The following adverse events were reported in normal subjects given Halfan 1000 mg to 1500 mg in a single dosing course.

Gastrointestinal: Abdominal pain (10%), anorexia (5%), diarrhea (5%), nausea (10%), vomiting (10%).

Central Nervous System: Dizziness (5%), headache (5%).

Clinical Trials

In clinical trials involving 933 patients treated with three 500 mg doses (500 mg every 6 hours), the following clinical adverse events were reported.

There were no deaths or permanent disabilities thought related to drug toxicity. Five patients discontinued medication due to adverse events. Three patients vomited medicine repeatedly.

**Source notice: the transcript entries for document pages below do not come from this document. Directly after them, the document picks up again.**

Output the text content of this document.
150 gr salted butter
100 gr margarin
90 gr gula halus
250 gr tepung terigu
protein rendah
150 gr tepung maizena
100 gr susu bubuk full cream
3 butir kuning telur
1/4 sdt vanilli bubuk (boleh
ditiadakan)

Though temporally related to drug administration, the relationship of the following serious adverse events to malaria or underlying illness as opposed to drug toxicity could not be established. Two patients had decreased consciousness; other serious adverse events reported during clinical trials included convulsions (3 cases), stomatitis (3 cases), moderately severe diarrhea (2 cases), pulmonary edema (1 case), tetany (1 case), hypertensive crisis (1 case), cerebrovascular accident (1 case).

The most frequently reported adverse events thought possibly- or probably-related to halofantrine were: abdominal pain (8.5%), diarrhea (6.0%), dizziness (4.5%), vomiting (4.3%), nausea (3.4%), cough (3.0%), headache (3.0%), pruritus (2.6%), rigors (1.7%) and myalgias (1.3%). These events are also characteristic of malaria.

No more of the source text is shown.